Bacillus amyloliquefaciens is a gram-positive, rod-shaped bacterium species in the genus Bacillus. B. amyloliquefaciens is the source of the BamHI restriction enzyme. The species also synthesizes the enzyme barnase, a widely studied ribonuclease that forms a famously tight complex with an intracellular inhibitor known as barstar, and plantazolicin, an antibiotic with selective activity against Bacillus anthracis.

Cultures of the organism are used in agriculture, aquaculture, and hydroponics to fight pathogens such as Ralstonia solanacearum, Pythium, Rhizoctonia solani, Alternaria tenuissima and Fusarium as well improve root tolerance to salt stress. They are considered a growth-promoting rhizobacteria and have the ability to quickly colonize roots.

Certain strains of Bacillus amyloliquefaciens have been found to be capable of producing a biofilm on plant roots. This enables enhanced nutrient exchange, fostering a stable environment for long-term colonization. Isolates of Bacillus amyloliquefaciens have been found to have a strong biocontrol potential. This allows for plant growth while suppressing disease. In addition, many Bacillus strains, including B. amyloliquefaciens, have been shown to produce many lipopeptide compounds, such as surfactins, iturin, and fengycins, which will change composition depending on the cultural medium and temperature. These compounds have been shown to inhibit certain pathogens such as Ralstonia solanacearum. Beyond direct pathogen inhibition, lipopeptides have also been shown to activate immune responses within a plant. Recent studies have shown that surfactins and fengycins function as key signaling molecules in the induced systemic resistance process. In bean and tomato plants, these two lipopeptides provide defense protection that is often triggered by live Bacillus cells.

==Discovery and name==
Bacillus amyloliquefaciens was first isolated from the soil 1943 by the Japanese scientist Juichiro Fukumoto, who gave the bacterium its name because it produced (faciens) a liquifying (lique) amylase (amylo).

==Uses==
Alpha amylase from B. amyloliquefaciens is often used in starch hydrolysis.
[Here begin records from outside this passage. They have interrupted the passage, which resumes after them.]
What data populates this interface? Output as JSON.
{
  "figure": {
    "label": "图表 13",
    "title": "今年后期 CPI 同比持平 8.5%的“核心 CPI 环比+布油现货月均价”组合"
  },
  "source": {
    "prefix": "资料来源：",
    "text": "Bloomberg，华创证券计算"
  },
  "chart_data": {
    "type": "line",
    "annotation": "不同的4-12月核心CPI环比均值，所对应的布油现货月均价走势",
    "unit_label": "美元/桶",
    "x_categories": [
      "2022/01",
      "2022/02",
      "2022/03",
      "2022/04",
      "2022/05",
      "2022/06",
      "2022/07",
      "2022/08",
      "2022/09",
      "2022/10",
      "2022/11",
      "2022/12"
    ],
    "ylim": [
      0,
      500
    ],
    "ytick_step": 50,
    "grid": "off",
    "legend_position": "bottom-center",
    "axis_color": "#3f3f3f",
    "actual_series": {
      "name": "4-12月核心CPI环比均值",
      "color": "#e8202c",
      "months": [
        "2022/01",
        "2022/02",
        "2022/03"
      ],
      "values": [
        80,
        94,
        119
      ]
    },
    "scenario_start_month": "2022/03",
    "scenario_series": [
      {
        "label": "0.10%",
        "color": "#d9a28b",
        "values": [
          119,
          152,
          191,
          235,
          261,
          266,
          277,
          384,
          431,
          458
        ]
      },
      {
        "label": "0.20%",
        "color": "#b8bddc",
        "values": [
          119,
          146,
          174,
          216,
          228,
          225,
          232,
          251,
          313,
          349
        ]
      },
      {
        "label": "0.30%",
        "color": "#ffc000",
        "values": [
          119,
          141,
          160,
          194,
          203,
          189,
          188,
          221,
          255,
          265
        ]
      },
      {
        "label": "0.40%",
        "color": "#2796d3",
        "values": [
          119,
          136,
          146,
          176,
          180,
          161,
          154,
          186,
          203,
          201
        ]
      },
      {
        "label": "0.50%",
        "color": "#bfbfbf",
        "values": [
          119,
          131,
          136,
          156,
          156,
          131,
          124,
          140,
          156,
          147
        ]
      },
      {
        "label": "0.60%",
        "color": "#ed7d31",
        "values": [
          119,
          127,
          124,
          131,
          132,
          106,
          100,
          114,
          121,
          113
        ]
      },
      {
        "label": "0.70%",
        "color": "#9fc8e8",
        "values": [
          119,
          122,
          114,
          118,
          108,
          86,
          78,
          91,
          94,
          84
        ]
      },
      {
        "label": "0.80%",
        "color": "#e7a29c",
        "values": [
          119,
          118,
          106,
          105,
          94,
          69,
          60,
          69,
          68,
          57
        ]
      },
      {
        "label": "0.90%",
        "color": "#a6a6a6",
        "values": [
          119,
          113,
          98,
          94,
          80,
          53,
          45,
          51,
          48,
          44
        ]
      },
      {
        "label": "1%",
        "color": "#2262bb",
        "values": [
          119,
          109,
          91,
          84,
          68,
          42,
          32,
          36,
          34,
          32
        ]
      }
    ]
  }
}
B. amyloliquefaciens is also a source of subtilisin, which catalyzes the breakdown of proteins in a similar way to trypsin.

=== Agriculture ===
Bacillus amyloliquefaciens is considered a root-colonizing biocontrol bacterium, and is used to fight some plant root pathogens in agriculture, aquaculture, and hydroponics. It has been shown to provide benefits to plants in both soil and hydroponic applications. It takes action against bacterial and fungi pathogens, and may prevent infection though competitive exclusion or out-competing the unwanted pathogen. It has been shown to be effective against several root pathogens that hurt agricultural yields in soil and hydroponics, such as Ralstonia and Pythium in cannabis and tomato crops, Rhizoctonia solani in lettuce, Alternaria tenuissima in English ivy and Fusarium in bananas and cucumbers. It also appears to improve root tolerance against saline stress, allowing plants such as corn to tolerate high salt concentrations in hydroponic applications, while also reducing salt concentrations in the plant tissue.
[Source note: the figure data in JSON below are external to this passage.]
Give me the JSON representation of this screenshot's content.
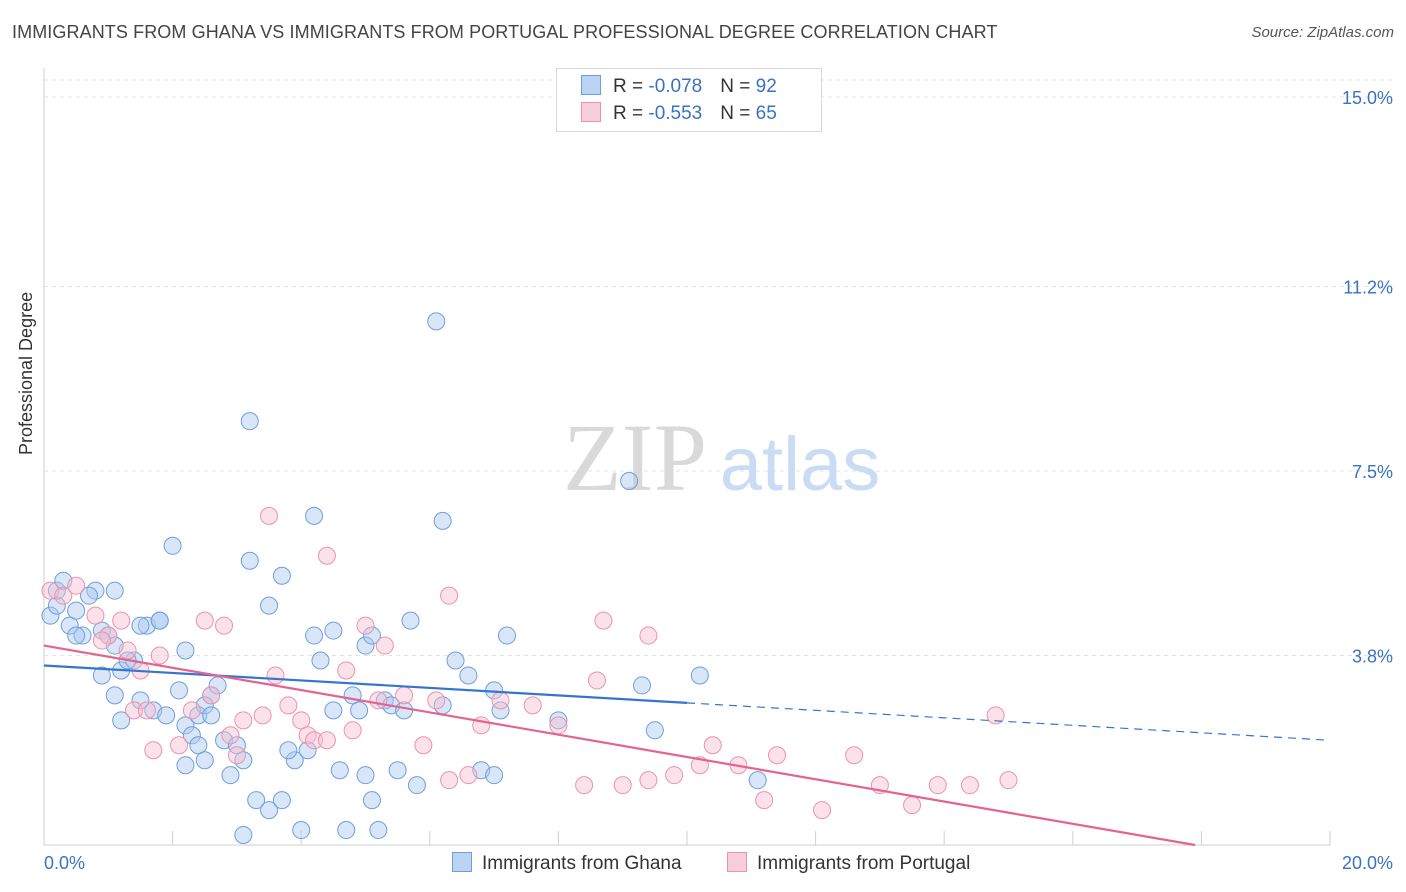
{
  "title": "IMMIGRANTS FROM GHANA VS IMMIGRANTS FROM PORTUGAL PROFESSIONAL DEGREE CORRELATION CHART",
  "source": "Source: ZipAtlas.com",
  "watermark": {
    "zip": "ZIP",
    "atlas": "atlas"
  },
  "legend": {
    "rows": [
      {
        "r_label": "R = ",
        "r_value": "-0.078",
        "n_label": "N = ",
        "n_value": "92"
      },
      {
        "r_label": "R = ",
        "r_value": "-0.553",
        "n_label": "N = ",
        "n_value": "65"
      }
    ]
  },
  "colors": {
    "ghana_fill": "#a9c8f0",
    "ghana_stroke": "#6e9fdc",
    "ghana_line": "#3475d1",
    "portugal_fill": "#f7bfd0",
    "portugal_stroke": "#ec92ae",
    "portugal_line": "#e5638f",
    "tick_label": "#3a72c2",
    "grid": "#e3e3e3"
  },
  "chart_data": {
    "type": "scatter",
    "title": "IMMIGRANTS FROM GHANA VS IMMIGRANTS FROM PORTUGAL PROFESSIONAL DEGREE CORRELATION CHART",
    "ylabel": "Professional Degree",
    "xlim": [
      0,
      20
    ],
    "ylim": [
      0,
      15
    ],
    "x_tick_labels": [
      "0.0%",
      "20.0%"
    ],
    "y_ticks": [
      3.8,
      7.5,
      11.2,
      15.0
    ],
    "y_tick_labels": [
      "3.8%",
      "7.5%",
      "11.2%",
      "15.0%"
    ],
    "grid": true,
    "legend_position": "top-center",
    "series": [
      {
        "name": "Immigrants from Ghana",
        "color": "#a9c8f0",
        "trend": {
          "x": [
            0,
            10.0
          ],
          "y": [
            3.6,
            2.85
          ],
          "dashed_to": [
            20,
            2.1
          ]
        },
        "points": [
          [
            0.1,
            4.6
          ],
          [
            0.2,
            4.8
          ],
          [
            0.2,
            5.1
          ],
          [
            0.3,
            5.3
          ],
          [
            0.4,
            4.4
          ],
          [
            0.5,
            4.7
          ],
          [
            0.6,
            4.2
          ],
          [
            0.5,
            4.2
          ],
          [
            0.8,
            5.1
          ],
          [
            0.9,
            4.3
          ],
          [
            0.7,
            5.0
          ],
          [
            1.0,
            4.2
          ],
          [
            1.1,
            4.0
          ],
          [
            1.2,
            3.5
          ],
          [
            0.9,
            3.4
          ],
          [
            1.4,
            3.7
          ],
          [
            1.3,
            3.7
          ],
          [
            1.6,
            4.4
          ],
          [
            1.1,
            3.0
          ],
          [
            1.5,
            2.9
          ],
          [
            1.8,
            4.5
          ],
          [
            1.7,
            2.7
          ],
          [
            2.1,
            3.1
          ],
          [
            1.9,
            2.6
          ],
          [
            2.2,
            2.4
          ],
          [
            2.3,
            2.2
          ],
          [
            2.4,
            2.6
          ],
          [
            2.6,
            3.0
          ],
          [
            1.2,
            2.5
          ],
          [
            2.5,
            2.8
          ],
          [
            2.0,
            6.0
          ],
          [
            1.1,
            5.1
          ],
          [
            1.8,
            4.5
          ],
          [
            1.5,
            4.4
          ],
          [
            2.2,
            3.9
          ],
          [
            2.6,
            2.6
          ],
          [
            2.7,
            3.2
          ],
          [
            2.4,
            2.0
          ],
          [
            2.8,
            2.1
          ],
          [
            3.0,
            2.0
          ],
          [
            3.1,
            1.7
          ],
          [
            2.5,
            1.7
          ],
          [
            2.9,
            1.4
          ],
          [
            2.2,
            1.6
          ],
          [
            3.3,
            0.9
          ],
          [
            3.5,
            0.7
          ],
          [
            3.7,
            0.9
          ],
          [
            3.9,
            1.7
          ],
          [
            3.8,
            1.9
          ],
          [
            4.0,
            0.3
          ],
          [
            3.1,
            0.2
          ],
          [
            3.2,
            5.7
          ],
          [
            3.5,
            4.8
          ],
          [
            3.7,
            5.4
          ],
          [
            4.2,
            4.2
          ],
          [
            4.5,
            4.3
          ],
          [
            4.3,
            3.7
          ],
          [
            4.1,
            1.9
          ],
          [
            4.5,
            2.7
          ],
          [
            4.6,
            1.5
          ],
          [
            4.7,
            0.3
          ],
          [
            4.8,
            3.0
          ],
          [
            4.9,
            2.7
          ],
          [
            5.0,
            1.4
          ],
          [
            5.1,
            0.9
          ],
          [
            5.2,
            0.3
          ],
          [
            5.0,
            4.0
          ],
          [
            5.1,
            4.2
          ],
          [
            5.3,
            2.9
          ],
          [
            5.4,
            2.8
          ],
          [
            5.5,
            1.5
          ],
          [
            5.6,
            2.7
          ],
          [
            5.8,
            1.2
          ],
          [
            5.7,
            4.5
          ],
          [
            6.2,
            2.8
          ],
          [
            6.4,
            3.7
          ],
          [
            6.6,
            3.4
          ],
          [
            6.8,
            1.5
          ],
          [
            7.0,
            3.1
          ],
          [
            7.1,
            2.7
          ],
          [
            7.2,
            4.2
          ],
          [
            6.1,
            10.5
          ],
          [
            3.2,
            8.5
          ],
          [
            6.2,
            6.5
          ],
          [
            4.2,
            6.6
          ],
          [
            8.0,
            2.5
          ],
          [
            9.3,
            3.2
          ],
          [
            9.5,
            2.3
          ],
          [
            7.0,
            1.4
          ],
          [
            10.2,
            3.4
          ],
          [
            11.1,
            1.3
          ],
          [
            9.1,
            7.3
          ]
        ]
      },
      {
        "name": "Immigrants from Portugal",
        "color": "#f7bfd0",
        "trend": {
          "x": [
            0,
            17.9
          ],
          "y": [
            4.0,
            0.0
          ]
        },
        "points": [
          [
            0.1,
            5.1
          ],
          [
            0.3,
            5.0
          ],
          [
            0.5,
            5.2
          ],
          [
            0.8,
            4.6
          ],
          [
            1.0,
            4.2
          ],
          [
            0.9,
            4.1
          ],
          [
            1.2,
            4.5
          ],
          [
            1.3,
            3.9
          ],
          [
            1.5,
            3.5
          ],
          [
            1.4,
            2.7
          ],
          [
            1.6,
            2.7
          ],
          [
            1.8,
            3.8
          ],
          [
            1.7,
            1.9
          ],
          [
            2.1,
            2.0
          ],
          [
            2.3,
            2.7
          ],
          [
            2.5,
            4.5
          ],
          [
            2.6,
            3.0
          ],
          [
            2.8,
            4.4
          ],
          [
            2.9,
            2.2
          ],
          [
            3.0,
            1.8
          ],
          [
            3.1,
            2.5
          ],
          [
            3.4,
            2.6
          ],
          [
            3.6,
            3.4
          ],
          [
            3.8,
            2.8
          ],
          [
            4.0,
            2.5
          ],
          [
            4.1,
            2.2
          ],
          [
            4.2,
            2.1
          ],
          [
            4.4,
            2.1
          ],
          [
            4.8,
            2.3
          ],
          [
            4.7,
            3.5
          ],
          [
            5.0,
            4.4
          ],
          [
            5.2,
            2.9
          ],
          [
            5.3,
            4.0
          ],
          [
            5.6,
            3.0
          ],
          [
            5.9,
            2.0
          ],
          [
            6.1,
            2.9
          ],
          [
            6.3,
            1.3
          ],
          [
            6.6,
            1.4
          ],
          [
            6.8,
            2.4
          ],
          [
            7.1,
            2.9
          ],
          [
            7.6,
            2.8
          ],
          [
            8.0,
            2.4
          ],
          [
            8.4,
            1.2
          ],
          [
            8.6,
            3.3
          ],
          [
            9.0,
            1.2
          ],
          [
            9.4,
            1.3
          ],
          [
            9.8,
            1.4
          ],
          [
            10.2,
            1.6
          ],
          [
            10.4,
            2.0
          ],
          [
            10.8,
            1.6
          ],
          [
            11.2,
            0.9
          ],
          [
            11.4,
            1.8
          ],
          [
            12.1,
            0.7
          ],
          [
            12.6,
            1.8
          ],
          [
            13.0,
            1.2
          ],
          [
            13.5,
            0.8
          ],
          [
            13.9,
            1.2
          ],
          [
            14.4,
            1.2
          ],
          [
            14.8,
            2.6
          ],
          [
            15.0,
            1.3
          ],
          [
            3.5,
            6.6
          ],
          [
            4.4,
            5.8
          ],
          [
            6.3,
            5.0
          ],
          [
            8.7,
            4.5
          ],
          [
            9.4,
            4.2
          ]
        ]
      }
    ]
  }
}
B. amyloliquefaciens is currently under investigation as a potential probiotic in fish farming. The species has anti nocardial properties.

==Status as a species==
Between the 1940s and the 1980s, bacteriologists debated as to whether or not B. amyloliquefaciens was a separate species or a subspecies of Bacillus subtilis. The matter was settled in 1987; it was established to be a separate species.

In the American Type Culture Collection, the number for B. amyloliquefaciens is 23350.

Bacillus amyloliquefaciens FZB42, the producer of the ultranarrow-spectrum antibiotic plantazolicin, was reclassified in 2015 as B. velezensis NRRL B-41580T (along with B. methylotrophicus KACC 13015 T and B. oryzicola KACC 18228) based on phenotype and genotype data.